Electrical control of charged carriers and excitons in atomically thin materials

Electrical confinement and manipulation of charge carriers in semiconducting nanostructures are essential for realizing functional quantum electronic devices1–3. The unique band structure4–7 of atomically thin transition metal dichalcogenides (TMDs) offers a new route towards realizing novel 2D quantum electronic devices, such as valleytronic devices and valley–spin qubits 8 . 2D TMDs also provide a platform for novel quantum optoelectronic devices9–11 due to their large exciton binding energy12,13. However, controlled confinement and manipulation of electronic and excitonic excitations in TMD nanostructures have been technically challenging due to the prevailing disorder in the material, preventing accurate experimental control of local confinement and tunnel couplings14–16. Here we demonstrate a novel method for creating high-quality heterostructures composed of atomically thin materials that allows for efficient electrical control of excitations.

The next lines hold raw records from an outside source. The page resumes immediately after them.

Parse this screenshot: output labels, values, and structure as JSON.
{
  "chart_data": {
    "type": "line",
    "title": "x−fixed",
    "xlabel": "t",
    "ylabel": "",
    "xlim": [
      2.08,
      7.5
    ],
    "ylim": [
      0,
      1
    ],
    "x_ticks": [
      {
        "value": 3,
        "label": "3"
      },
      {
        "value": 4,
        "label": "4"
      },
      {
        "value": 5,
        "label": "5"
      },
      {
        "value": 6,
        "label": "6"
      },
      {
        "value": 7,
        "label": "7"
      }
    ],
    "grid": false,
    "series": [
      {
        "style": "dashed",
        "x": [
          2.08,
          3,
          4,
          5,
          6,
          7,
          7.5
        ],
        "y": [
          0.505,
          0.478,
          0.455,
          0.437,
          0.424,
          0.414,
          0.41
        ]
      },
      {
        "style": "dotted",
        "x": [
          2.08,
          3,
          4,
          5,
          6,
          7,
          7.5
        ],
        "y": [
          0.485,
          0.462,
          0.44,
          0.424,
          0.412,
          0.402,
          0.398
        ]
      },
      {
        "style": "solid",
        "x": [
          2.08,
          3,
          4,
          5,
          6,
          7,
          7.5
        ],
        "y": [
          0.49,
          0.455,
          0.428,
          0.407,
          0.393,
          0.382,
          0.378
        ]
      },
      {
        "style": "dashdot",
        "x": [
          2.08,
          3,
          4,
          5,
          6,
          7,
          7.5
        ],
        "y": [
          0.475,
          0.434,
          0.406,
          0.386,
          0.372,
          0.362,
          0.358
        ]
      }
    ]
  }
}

Specifically, we demonstrate quantum transport in the gate-defined, quantum-confined region, observing spin–valley locked quantized conductance in quantum point contacts. We also realize gate-controlled Coulomb blockade associated with confinement of electrons and demonstrate electrical control over charged excitons with tunable local confinement potentials and tunnel couplings. Our work provides a basis for novel quantum opto-electronic devices based on manipulation of charged carriers and excitons. Formation of a homogeneous two-dimensional electron gas in transition metal dichalcogenide heterostructures allows for efficient electrical control of charge carriers and excitons.